The photographer, who has won the prestigious Hasselblad Award, says it has much to do with the book objects and the museums she has created

April 21, 2022 04:42 pm | Updated April 25, 2022 10:21 am IST

Dayanita Singh

Dayanita Singh | Photo Credit: Illustration by R Rajesh

Dayanita Singh, distinguished artist, recently won the prestigious Hasselblad Award, 2022. In this excerpted interview, she reflects upon the importance of non-Western contexts of image production and reception, new paradigms of aesthetic engagement and how she continually re-defines her own practice by transforming, both conceptually and materially, the form of photography.

How did you respond to receiving one the most important awards for the arts?

When they told me about the award, I thought: it can’t be, why me? And then I realised, it’s all those book objects and the museums that I have been creating. For many years, I had been trying to shift the print from the wall, the book from the bookshelf, to free photography from itself. I like to think the award acknowledges that.

Dayanita Singh at the Hasselblad statue

Dayanita Singh at the Hasselblad statue | Photo Credit: Christina Bäckman, The Hasselblad Foundation

I never, in my wildest dreams, thought I would get the Hasselblad Award because the list of previous awardees goes back to all the ‘masters’ — Ansel Adams to Cartier-Bresson, Robert Frank to Daido Moriyama, to last year’s winner Alfredo Jaar — all the people one studied, admires, contradicts and is in conversation with. It is the most prestigious award in photography given to recognise and validate major shifts in the medium.

Apart from the very formal award ceremony, which will be held in Gothenburg in October, the Hasselblad Foundation also commissions an exhibition and a book, inviting a writer to be in conversation with the awardee’s work. They asked Orhan Pamuk and he said yes!

With your ongoing retrospective at Gropius Bau in Berlin, one sees many image horizons and media thresholds constantly being crossed in terms of form. How does it mark your journey as a photographer?

It’s been 13 years since I made Sent a Letter, the box that holds within it seven miniature exhibitions. I was desperate to find another form for photography, and to create a space between the gallery and the publisher.
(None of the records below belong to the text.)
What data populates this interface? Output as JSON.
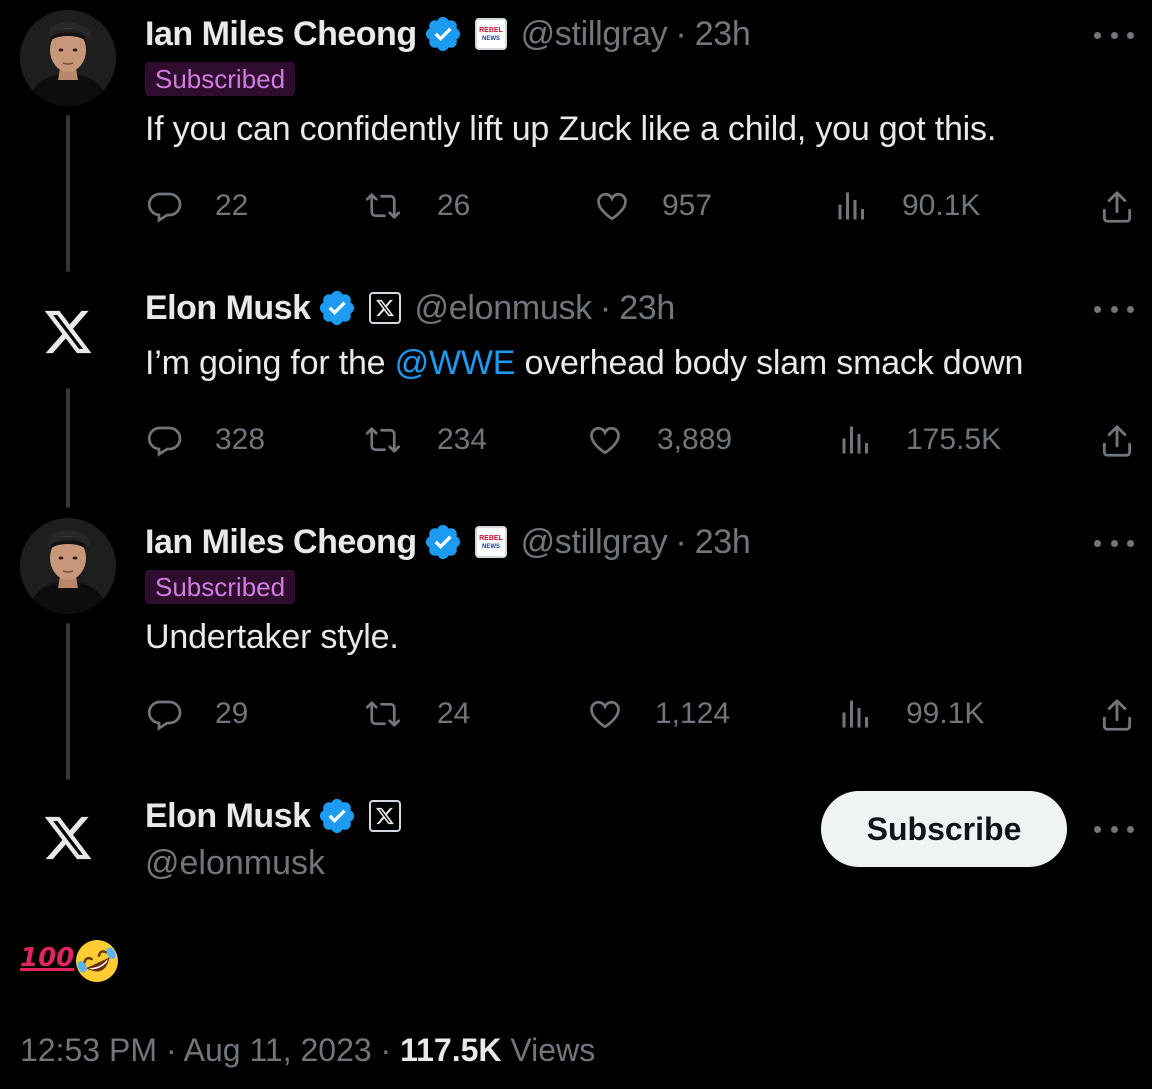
{
  "tweets": [
    {
      "name": "Ian Miles Cheong",
      "handle": "@stillgray",
      "time": "23h",
      "badge": "Subscribed",
      "text": "If you can confidently lift up Zuck like a child, you got this.",
      "replies": "22",
      "reposts": "26",
      "likes": "957",
      "views": "90.1K",
      "affiliate_icon": "rebel-news-logo",
      "affiliate_text": "REBEL NEWS"
    },
    {
      "name": "Elon Musk",
      "handle": "@elonmusk",
      "time": "23h",
      "text_before": "I’m going for the ",
      "mention": "@WWE",
      "text_after": " overhead body slam smack down",
      "replies": "328",
      "reposts": "234",
      "likes": "3,889",
      "views": "175.5K",
      "affiliate_icon": "x-logo"
    },
    {
      "name": "Ian Miles Cheong",
      "handle": "@stillgray",
      "time": "23h",
      "badge": "Subscribed",
      "text": "Undertaker style.",
      "replies": "29",
      "reposts": "24",
      "likes": "1,124",
      "views": "99.1K",
      "affiliate_icon": "rebel-news-logo",
      "affiliate_text": "REBEL NEWS"
    }
  ],
  "main_tweet": {
    "name": "Elon Musk",
    "handle": "@elonmusk",
    "subscribe_label": "Subscribe",
    "emoji_text": "100",
    "emoji_icons": [
      "hundred-points-icon",
      "rolling-laughing-icon"
    ],
    "time": "12:53 PM",
    "date": "Aug 11, 2023",
    "views_count": "117.5K",
    "views_label": "Views"
  },
  "colors": {
    "background": "#000000",
    "text": "#e7e9ea",
    "muted": "#71767b",
    "link": "#1d9bf0",
    "verified": "#1d9bf0",
    "subscribed_bg": "#2f0d2e",
    "subscribed_text": "#d07ce0"
  }
}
In the exhibition at Gropius Bau, there is a room of silver prints from Go Away Closer, a room with Sent a Letter (Steidl) in vitrines, then another room with the large wooden Museum of Chance. The next room has the Zakir Hussain maquette (Steidl) on the wall. The amazing thing to me, is that each work holds the room, whether it’s the prints on the wall, the book object, or the large mobile museums. All on par with each other. Of course this also has to do with the finest curating by Stephanie Rosenthal.

Museum Bhavan

Museum Bhavan | Photo Credit: Bilal Quereshi, The Hasselblad Foundation

I think between the award and this retrospective, it’s become clear to me that multiple forms can and will coexist in photography. That’s what I love about photography, its endless potential. You point to the two newest directions in my work: the painted photographs on one side, and the architecture montages, but then the Mona [Ahmed] montages also happened, and I don’t know what will happen next. It’s such a privilege to engage with a medium that is so vast and expansive — that’s why I get irritated when people only think of the print on the wall or the book as a catalogue.

What are the broader questions being addressed by the Museum work?

I love the idea of the museum, but there’s a huge difference in the way we think of museums in this part of the world. We’re not so intimidated by museums. I’ve been obsessed with ‘house museums’, all over this country. The MGR museum over the King George museum any day. It’s my way of entering the city. And then I go to these large, quite sterile institutional museums in the West where I can’t touch anything, where there’s no movement. I feel my own works got fossilised behind glass. But when my Museum Bhavan box is in your house, it is alive, you are its curator. What photography has taught me is that art needs to be disseminated and that is the driving force behind my book objects and museums. Of course, to be in MoMA or the Tate [Modern] is a huge privilege, to have large museums acquire my museums. But the greatest privilege for me is when my work lives in people’s homes.

Can you speak to a future young artist / viewership about some of the challenges you have encountered?

The most important thing is to build a voice of one’s own. Obviously it’s developed in relation to other histories, people, conversations, mentors, etc. It takes time but that is the most valuable asset: your own voice. And you have to protect it.

Museum of Chance

Museum of Chance | Photo Credit: Dayanita Singh, The Hasselblad Foundation

To younger people I would say, be very careful about how your identity gets used or misused. Don’t let people define you by your gender or geography. It can only take you so far.

The third thing I would say to younger photographers is, keep thinking about the ‘other aspects’ of photography because that’s where its secrets lie. The image is just one part of it, a starting point. Dissemination is key. Keep questioning the medium, wrestle with it and find your own forms for it. All the questions for me come from photography, but the answers come from different and distant disciplines. Photography is just the medium.

The writer is curator, Alkazi Foundation for the Arts, and founder, ASAP Connect App.